Many years ago, a passerby saw three workers cutting stones in a quarry. Though they were doing similar work, one looked unhappy, another looked content, and the third looked overjoyed. The passerby asked them what they were doing.

The unhappy stonecutter replied, “I’m doing what it takes to make a living.”

The content one answered, “I am a stonemason practicing my craft.”

The overjoyed one looked up with a visionary glance and said, “I am building the greatest cathedral in the land.”

Drucker, who focused on management, called the third stonecutter “the true manager” for understanding the importance of the whole enterprise, not just one’s part. Harvard University president Drew Faust interpreted the parable similarly, saying, “The third stonecutter reminds us that the individual is not enough, that we want to make a difference in and for the world—as it is today and as it will be in the future.”

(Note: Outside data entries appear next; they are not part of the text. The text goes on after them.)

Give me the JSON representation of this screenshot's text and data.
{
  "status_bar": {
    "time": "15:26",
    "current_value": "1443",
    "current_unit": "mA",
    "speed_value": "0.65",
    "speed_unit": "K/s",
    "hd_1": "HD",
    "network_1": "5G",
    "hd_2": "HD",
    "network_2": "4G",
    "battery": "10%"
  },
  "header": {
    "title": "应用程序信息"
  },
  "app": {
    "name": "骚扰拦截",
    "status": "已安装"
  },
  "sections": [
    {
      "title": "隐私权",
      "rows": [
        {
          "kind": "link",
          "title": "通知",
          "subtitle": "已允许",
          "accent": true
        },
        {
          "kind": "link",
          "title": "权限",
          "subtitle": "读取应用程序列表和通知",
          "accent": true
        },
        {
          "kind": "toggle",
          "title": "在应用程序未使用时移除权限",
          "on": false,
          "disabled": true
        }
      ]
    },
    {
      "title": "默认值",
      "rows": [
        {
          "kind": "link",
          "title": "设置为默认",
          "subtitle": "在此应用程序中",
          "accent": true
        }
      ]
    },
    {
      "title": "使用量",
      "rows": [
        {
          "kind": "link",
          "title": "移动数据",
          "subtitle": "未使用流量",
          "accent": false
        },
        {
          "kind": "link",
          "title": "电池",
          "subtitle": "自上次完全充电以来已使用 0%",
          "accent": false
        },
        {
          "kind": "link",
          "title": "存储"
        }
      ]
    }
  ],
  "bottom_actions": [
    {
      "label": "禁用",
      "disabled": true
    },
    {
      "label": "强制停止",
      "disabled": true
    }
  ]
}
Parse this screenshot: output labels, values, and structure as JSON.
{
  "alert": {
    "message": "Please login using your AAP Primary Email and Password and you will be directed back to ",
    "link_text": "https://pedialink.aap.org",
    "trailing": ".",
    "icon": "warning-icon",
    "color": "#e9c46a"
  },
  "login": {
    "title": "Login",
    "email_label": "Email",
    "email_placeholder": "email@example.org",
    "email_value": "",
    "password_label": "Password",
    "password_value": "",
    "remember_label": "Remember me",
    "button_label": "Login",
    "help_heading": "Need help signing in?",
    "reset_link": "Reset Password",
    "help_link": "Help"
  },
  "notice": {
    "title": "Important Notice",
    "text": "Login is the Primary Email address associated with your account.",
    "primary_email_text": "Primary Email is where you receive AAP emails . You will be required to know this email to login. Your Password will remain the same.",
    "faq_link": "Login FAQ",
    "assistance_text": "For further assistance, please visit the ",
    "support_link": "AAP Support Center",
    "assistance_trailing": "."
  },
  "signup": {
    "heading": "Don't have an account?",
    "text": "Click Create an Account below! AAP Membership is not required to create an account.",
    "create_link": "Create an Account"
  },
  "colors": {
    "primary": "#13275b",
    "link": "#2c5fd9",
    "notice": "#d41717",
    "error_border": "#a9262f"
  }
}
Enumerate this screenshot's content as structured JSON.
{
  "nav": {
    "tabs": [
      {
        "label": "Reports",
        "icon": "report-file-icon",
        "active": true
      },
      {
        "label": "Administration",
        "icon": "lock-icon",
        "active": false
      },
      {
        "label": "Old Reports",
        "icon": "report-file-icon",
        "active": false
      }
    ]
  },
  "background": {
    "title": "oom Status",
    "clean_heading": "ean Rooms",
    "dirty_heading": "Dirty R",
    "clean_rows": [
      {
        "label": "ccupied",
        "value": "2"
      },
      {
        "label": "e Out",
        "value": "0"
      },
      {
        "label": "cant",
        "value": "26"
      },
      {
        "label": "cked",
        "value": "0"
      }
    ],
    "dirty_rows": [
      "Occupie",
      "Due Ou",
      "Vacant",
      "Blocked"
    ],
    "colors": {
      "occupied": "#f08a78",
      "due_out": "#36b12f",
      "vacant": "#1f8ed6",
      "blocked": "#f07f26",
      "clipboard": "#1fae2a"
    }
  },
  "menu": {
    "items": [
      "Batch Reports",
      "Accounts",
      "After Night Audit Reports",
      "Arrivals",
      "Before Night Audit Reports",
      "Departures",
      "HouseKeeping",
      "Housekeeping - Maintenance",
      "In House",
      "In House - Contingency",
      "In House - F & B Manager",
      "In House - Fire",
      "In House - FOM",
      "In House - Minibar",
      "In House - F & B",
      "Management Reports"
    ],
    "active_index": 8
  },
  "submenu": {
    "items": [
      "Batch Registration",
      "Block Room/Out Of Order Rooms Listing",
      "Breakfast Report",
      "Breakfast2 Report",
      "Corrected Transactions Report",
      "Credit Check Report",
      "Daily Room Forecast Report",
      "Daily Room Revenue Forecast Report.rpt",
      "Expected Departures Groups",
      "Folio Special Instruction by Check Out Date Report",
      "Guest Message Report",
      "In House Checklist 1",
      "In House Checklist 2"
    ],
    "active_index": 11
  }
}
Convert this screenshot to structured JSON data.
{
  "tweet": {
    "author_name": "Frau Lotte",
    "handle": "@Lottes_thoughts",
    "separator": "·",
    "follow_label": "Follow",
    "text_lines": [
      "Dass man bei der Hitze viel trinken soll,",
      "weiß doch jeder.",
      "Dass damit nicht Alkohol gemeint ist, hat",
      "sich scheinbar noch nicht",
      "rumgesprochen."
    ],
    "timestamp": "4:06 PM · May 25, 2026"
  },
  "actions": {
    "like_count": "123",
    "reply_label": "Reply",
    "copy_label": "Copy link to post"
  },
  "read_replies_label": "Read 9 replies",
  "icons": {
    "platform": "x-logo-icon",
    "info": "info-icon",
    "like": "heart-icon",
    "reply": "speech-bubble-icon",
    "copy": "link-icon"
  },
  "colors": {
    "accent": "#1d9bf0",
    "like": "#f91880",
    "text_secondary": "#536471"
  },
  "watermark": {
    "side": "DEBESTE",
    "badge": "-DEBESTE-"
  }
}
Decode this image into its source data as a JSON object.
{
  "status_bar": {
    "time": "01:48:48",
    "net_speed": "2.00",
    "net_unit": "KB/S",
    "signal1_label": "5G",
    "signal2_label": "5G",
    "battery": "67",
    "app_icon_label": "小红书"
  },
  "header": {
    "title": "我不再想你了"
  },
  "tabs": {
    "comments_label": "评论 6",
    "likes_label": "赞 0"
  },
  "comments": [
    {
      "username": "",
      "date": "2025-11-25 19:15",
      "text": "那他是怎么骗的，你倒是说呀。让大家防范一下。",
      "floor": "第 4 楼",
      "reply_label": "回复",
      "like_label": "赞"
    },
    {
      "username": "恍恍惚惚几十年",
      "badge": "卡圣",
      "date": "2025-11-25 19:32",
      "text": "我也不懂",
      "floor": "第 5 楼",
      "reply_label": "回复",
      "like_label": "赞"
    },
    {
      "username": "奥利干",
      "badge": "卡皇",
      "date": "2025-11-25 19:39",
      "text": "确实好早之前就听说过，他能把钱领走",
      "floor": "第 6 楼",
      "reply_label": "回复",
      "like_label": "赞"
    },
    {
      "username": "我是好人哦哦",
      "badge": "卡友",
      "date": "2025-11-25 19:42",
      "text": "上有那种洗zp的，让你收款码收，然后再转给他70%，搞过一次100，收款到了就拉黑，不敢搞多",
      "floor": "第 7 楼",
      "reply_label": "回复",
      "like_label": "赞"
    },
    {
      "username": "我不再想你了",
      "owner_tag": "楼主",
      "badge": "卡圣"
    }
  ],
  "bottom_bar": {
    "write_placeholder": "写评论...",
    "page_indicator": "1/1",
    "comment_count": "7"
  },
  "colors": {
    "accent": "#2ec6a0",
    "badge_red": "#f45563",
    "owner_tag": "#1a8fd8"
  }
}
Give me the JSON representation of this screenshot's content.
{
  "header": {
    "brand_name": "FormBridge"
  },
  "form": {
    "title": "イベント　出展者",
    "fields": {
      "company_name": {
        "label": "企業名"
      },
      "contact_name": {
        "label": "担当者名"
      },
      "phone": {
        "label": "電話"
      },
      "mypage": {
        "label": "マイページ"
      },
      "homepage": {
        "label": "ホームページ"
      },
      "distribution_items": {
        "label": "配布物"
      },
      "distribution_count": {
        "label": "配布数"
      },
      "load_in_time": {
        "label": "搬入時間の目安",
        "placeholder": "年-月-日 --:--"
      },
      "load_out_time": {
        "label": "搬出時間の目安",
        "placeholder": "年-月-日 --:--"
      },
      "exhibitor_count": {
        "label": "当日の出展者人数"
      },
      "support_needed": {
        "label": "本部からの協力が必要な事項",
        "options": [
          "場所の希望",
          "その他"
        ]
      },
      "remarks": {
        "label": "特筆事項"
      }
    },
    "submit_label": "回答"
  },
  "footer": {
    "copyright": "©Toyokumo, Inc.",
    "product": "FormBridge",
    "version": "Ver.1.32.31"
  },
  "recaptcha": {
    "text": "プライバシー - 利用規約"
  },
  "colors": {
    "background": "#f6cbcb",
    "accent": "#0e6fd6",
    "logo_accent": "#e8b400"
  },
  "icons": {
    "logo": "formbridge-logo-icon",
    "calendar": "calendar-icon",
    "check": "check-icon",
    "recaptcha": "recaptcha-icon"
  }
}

I believe that they undervalued the parable, at least for aspiring leaders, in its ability to show that you can become a cathedral builder. The cathedral builder is the happiest of the three, is probably the most productive, and probably finds the most meaning in the work. The difference between their viewpoints is not innate or superhuman. Anyone could believe what the cathedral builder does, including the other two. They differ in what each chooses to believe.*

What I Mean by Belief in This Exercise

Our environments have more information than our brains can store or process. To make sense of everything we perceive, our minds filter out most of the information our senses give us and keep only what they think helps. Consider how complex your environment is. Other people are as complex as we are, and we don’t understand ourselves perfectly. And there are seven billion other people, plus everything else—dogs, cats, trees, planets, stars, and so on. Our brains didn’t evolve to represent reality perfectly. They evolved to handle what affects us. They simplify reality for a purpose. That’s what I mean by belief (or mental model): a representation of reality for a purpose. We’ll learn a lot more about beliefs, so you don’t have to get everything now.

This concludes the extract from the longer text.